🤖 AI Summary
This work addresses non-episodic sequential decision-making in mixed textual and numerical contexts by proposing the LLMP-UCB algorithm, which enables uncertainty-aware decisions while circumventing the high per-step inference cost of large language models (LLMs). The approach integrates a lightweight contextual multi-armed bandit with text embeddings—including Matryoshka representations—and leverages repeated LLM queries to estimate uncertainty. It introduces a novel diagnostic criterion based on the geometric structure of arm embeddings to dynamically determine when to invoke the LLM. Experiments across multiple financial tasks demonstrate that this lightweight framework achieves performance on par with or superior to full LLM-based decision-making at substantially lower computational cost, offering a deployable solution. Moreover, the study reveals that embedding dimensionality effectively modulates the exploration–exploitation trade-off.
📝 Abstract
We study Contextual Multi-Armed Bandits (CMABs) for non-episodic sequential decision making problems where the context includes both textual and numerical information (e.g., recommendation systems, dynamic portfolio adjustments, offer selection; all frequent problems in finance). While Large Language Models (LLMs) are increasingly applied to these settings, utilizing LLMs for reasoning at every decision step is computationally expensive and uncertainty estimates are difficult to obtain. To address this, we introduce LLMP-UCB, a bandit algorithm that derives uncertainty estimates from LLMs via repeated inference.

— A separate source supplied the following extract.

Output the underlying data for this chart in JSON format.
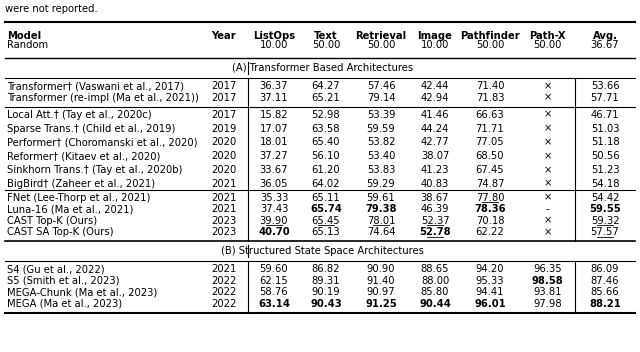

However, our experiments demonstrate that lightweight numerical bandits operating on text embeddings (dense or Matryoshka) match or exceed the accuracy of LLM-based solutions at a fraction of their cost. We further show that embedding dimensionality is a practical lever on the exploration-exploitation balance, enabling cost--performance tradeoffs without prompt complexity. Finally, to guide practitioners, we propose a geometric diagnostic based on the arms' embedding to decide when to use LLM-driven reasoning versus a lightweight numerical bandit. Our results provide a principled deployment framework for cost-effective, uncertainty-aware decision systems with broad applicability across AI use cases in financial services.